Une odeur d'argile humide et de sardine grillée flotte sur les quais : bienvenue à Safi, premier port sardinier du Maroc et capitale de la céramique. Ici, pas de front de mer léché ni de circuit balisé. La ville travaille, pêche, façonne et cuit la terre comme elle le fait depuis des siècles, et c'est exactement ce qui rend la journée intéressante. Les navires accostent au cœur même de la cité, à un kilomètre et demi environ de la médina : quinze à vingt minutes de marche sur terrain plat suffisent pour plonger dans le Maroc des ateliers et des marchés.

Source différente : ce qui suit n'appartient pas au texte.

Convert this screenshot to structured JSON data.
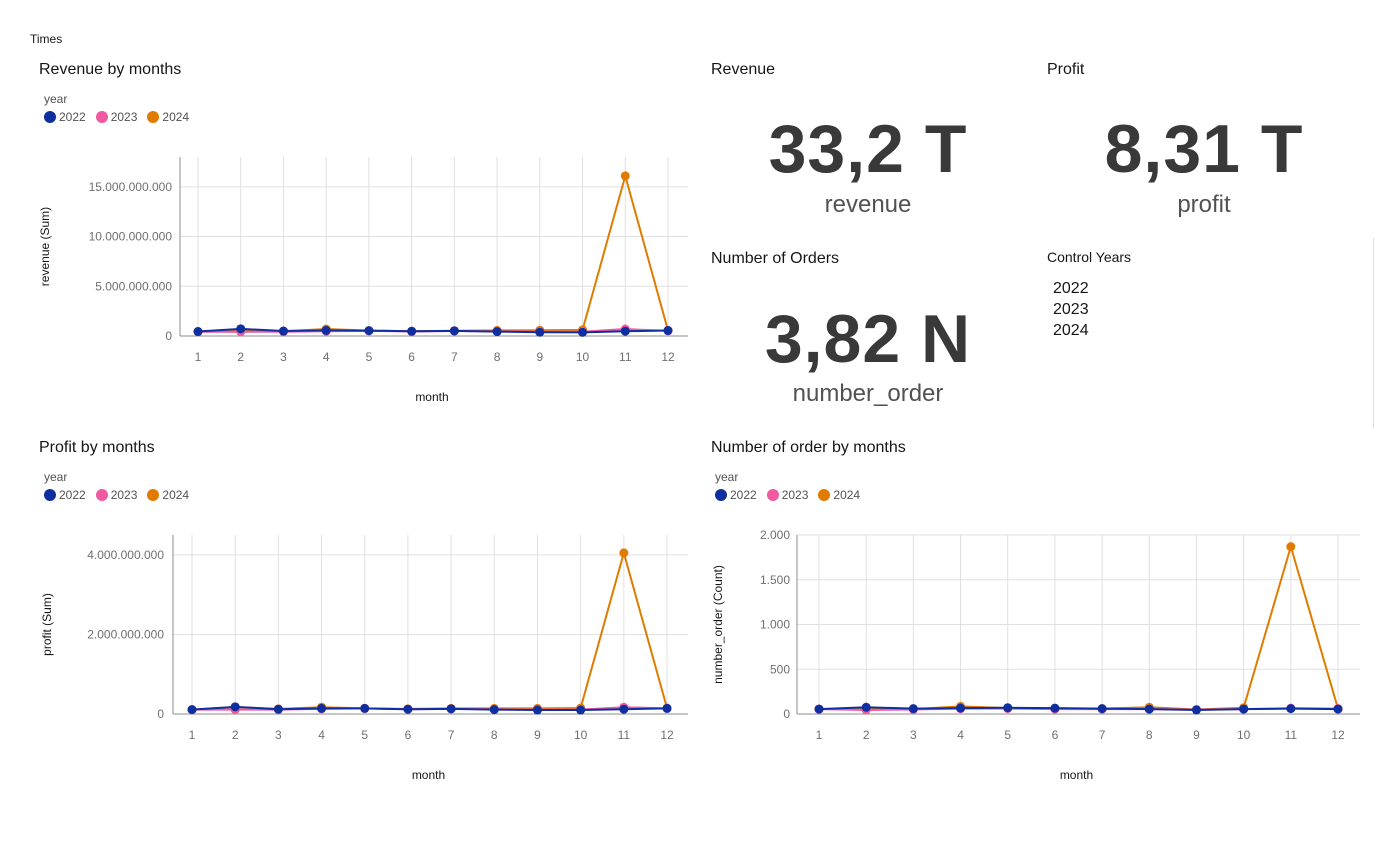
{
  "page": {
    "tab_label": "Times"
  },
  "colors": {
    "2022": "#0f2fa0",
    "2023": "#ef5aa0",
    "2024": "#e07b00",
    "grid": "#e0e0e0",
    "axis": "#8d8d8d",
    "tick": "#6f6f6f"
  },
  "legend": {
    "title": "year",
    "items": [
      "2022",
      "2023",
      "2024"
    ]
  },
  "kpis": {
    "revenue": {
      "title": "Revenue",
      "value": "33,2 T",
      "label": "revenue"
    },
    "profit": {
      "title": "Profit",
      "value": "8,31 T",
      "label": "profit"
    },
    "orders": {
      "title": "Number of Orders",
      "value": "3,82 N",
      "label": "number_order"
    }
  },
  "control": {
    "title": "Control Years",
    "items": [
      "2022",
      "2023",
      "2024"
    ]
  },
  "chart_data": [
    {
      "id": "revenue",
      "type": "line",
      "title": "Revenue by months",
      "xlabel": "month",
      "ylabel": "revenue (Sum)",
      "categories": [
        "1",
        "2",
        "3",
        "4",
        "5",
        "6",
        "7",
        "8",
        "9",
        "10",
        "11",
        "12"
      ],
      "ylim": [
        0,
        18000000000
      ],
      "yticks": [
        0,
        5000000000,
        10000000000,
        15000000000
      ],
      "ytick_labels": [
        "0",
        "5.000.000.000",
        "10.000.000.000",
        "15.000.000.000"
      ],
      "series": [
        {
          "name": "2024",
          "values": [
            450000000,
            620000000,
            480000000,
            700000000,
            540000000,
            480000000,
            530000000,
            560000000,
            580000000,
            620000000,
            16100000000,
            560000000
          ]
        },
        {
          "name": "2023",
          "values": [
            430000000,
            420000000,
            430000000,
            480000000,
            520000000,
            450000000,
            500000000,
            470000000,
            440000000,
            430000000,
            700000000,
            520000000
          ]
        },
        {
          "name": "2022",
          "values": [
            450000000,
            720000000,
            500000000,
            560000000,
            540000000,
            480000000,
            520000000,
            440000000,
            380000000,
            370000000,
            480000000,
            550000000
          ]
        }
      ]
    },
    {
      "id": "profit",
      "type": "line",
      "title": "Profit by months",
      "xlabel": "month",
      "ylabel": "profit (Sum)",
      "categories": [
        "1",
        "2",
        "3",
        "4",
        "5",
        "6",
        "7",
        "8",
        "9",
        "10",
        "11",
        "12"
      ],
      "ylim": [
        0,
        4500000000
      ],
      "yticks": [
        0,
        2000000000,
        4000000000
      ],
      "ytick_labels": [
        "0",
        "2.000.000.000",
        "4.000.000.000"
      ],
      "series": [
        {
          "name": "2024",
          "values": [
            110000000,
            170000000,
            130000000,
            170000000,
            140000000,
            130000000,
            140000000,
            140000000,
            140000000,
            150000000,
            4050000000,
            150000000
          ]
        },
        {
          "name": "2023",
          "values": [
            110000000,
            110000000,
            110000000,
            130000000,
            140000000,
            120000000,
            130000000,
            120000000,
            110000000,
            110000000,
            170000000,
            140000000
          ]
        },
        {
          "name": "2022",
          "values": [
            110000000,
            180000000,
            120000000,
            140000000,
            140000000,
            120000000,
            130000000,
            110000000,
            100000000,
            100000000,
            120000000,
            140000000
          ]
        }
      ]
    },
    {
      "id": "orders",
      "type": "line",
      "title": "Number of order by months",
      "xlabel": "month",
      "ylabel": "number_order (Count)",
      "categories": [
        "1",
        "2",
        "3",
        "4",
        "5",
        "6",
        "7",
        "8",
        "9",
        "10",
        "11",
        "12"
      ],
      "ylim": [
        0,
        2000
      ],
      "yticks": [
        0,
        500,
        1000,
        1500,
        2000
      ],
      "ytick_labels": [
        "0",
        "500",
        "1.000",
        "1.500",
        "2.000"
      ],
      "series": [
        {
          "name": "2024",
          "values": [
            55,
            65,
            55,
            85,
            65,
            60,
            60,
            75,
            50,
            70,
            1870,
            60
          ]
        },
        {
          "name": "2023",
          "values": [
            55,
            45,
            50,
            60,
            60,
            55,
            55,
            55,
            50,
            55,
            65,
            60
          ]
        },
        {
          "name": "2022",
          "values": [
            55,
            75,
            60,
            65,
            70,
            65,
            60,
            55,
            45,
            55,
            60,
            55
          ]
        }
      ]
    }
  ]
}
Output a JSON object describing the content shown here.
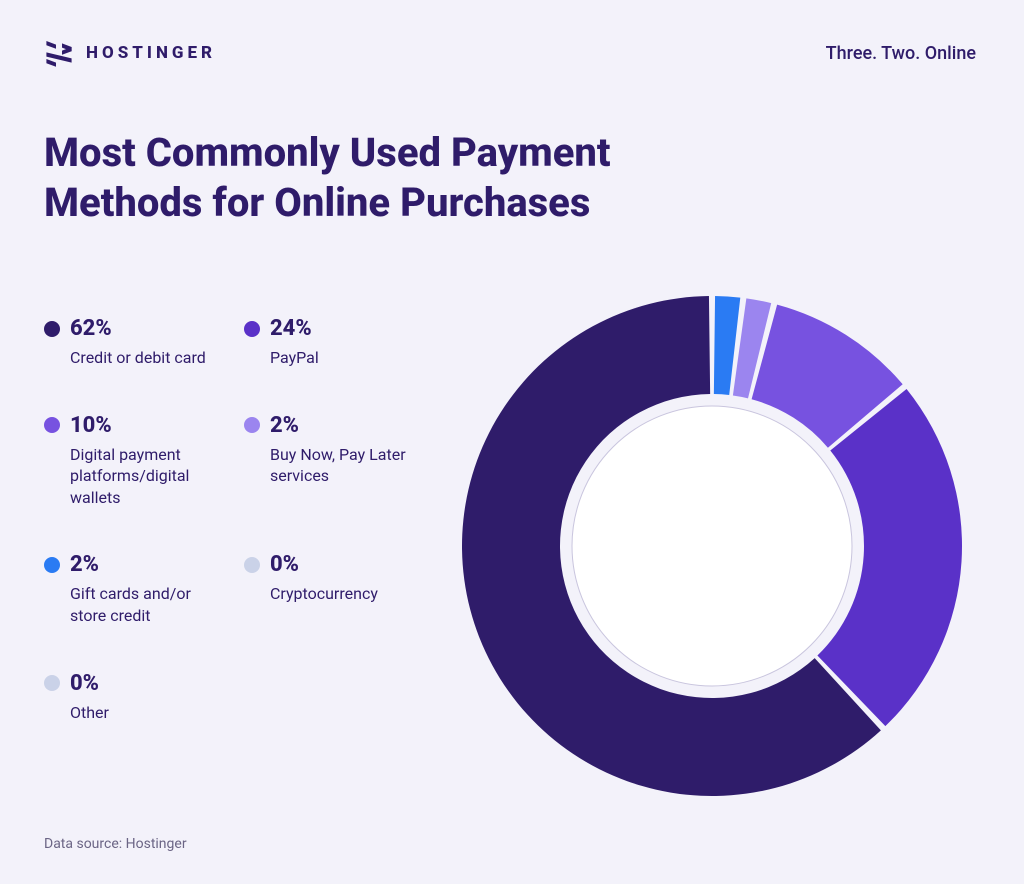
{
  "brand": {
    "name": "HOSTINGER",
    "tagline": "Three. Two. Online",
    "logo_color": "#2f1c6a"
  },
  "title": "Most Commonly Used Payment Methods for Online Purchases",
  "footer": "Data source: Hostinger",
  "chart": {
    "type": "donut",
    "background_color": "#f3f2fa",
    "ring_gap_color": "#f3f2fa",
    "inner_circle_fill": "#ffffff",
    "inner_circle_stroke": "#c9c5de",
    "outer_radius": 250,
    "inner_radius": 152,
    "inner_circle_radius": 140,
    "start_angle_deg": 0,
    "slice_gap_deg": 1.4,
    "series": [
      {
        "label": "Credit or debit card",
        "value": 62,
        "percent_label": "62%",
        "color": "#2f1c6a"
      },
      {
        "label": "PayPal",
        "value": 24,
        "percent_label": "24%",
        "color": "#5a31c8"
      },
      {
        "label": "Digital payment platforms/digital wallets",
        "value": 10,
        "percent_label": "10%",
        "color": "#7752e0"
      },
      {
        "label": "Buy Now, Pay Later services",
        "value": 2,
        "percent_label": "2%",
        "color": "#9b85ef"
      },
      {
        "label": "Gift cards and/or store credit",
        "value": 2,
        "percent_label": "2%",
        "color": "#2a7bf3"
      },
      {
        "label": "Cryptocurrency",
        "value": 0,
        "percent_label": "0%",
        "color": "#cad2e8"
      },
      {
        "label": "Other",
        "value": 0,
        "percent_label": "0%",
        "color": "#cad2e8"
      }
    ],
    "legend_order": [
      0,
      1,
      2,
      3,
      4,
      5,
      6
    ],
    "legend_text_color": "#2f1c6a",
    "legend_pct_fontsize": 22,
    "legend_label_fontsize": 16
  }
}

Dar el Bahar, la sentinelle de l'océan

Premier jalon en sortant du port, la forteresse de Dar el Bahar, le « château de la mer », monte la garde sur le rivage depuis le XVIe siècle. Construite par les Portugais lors de leur bref passage, elle a conservé ses canons de bronze tournés vers l'Atlantique. Du haut de ses remparts, le regard embrasse les barques colorées des pêcheurs, la houle qui frappe les rochers et les toits blancs de la vieille ville.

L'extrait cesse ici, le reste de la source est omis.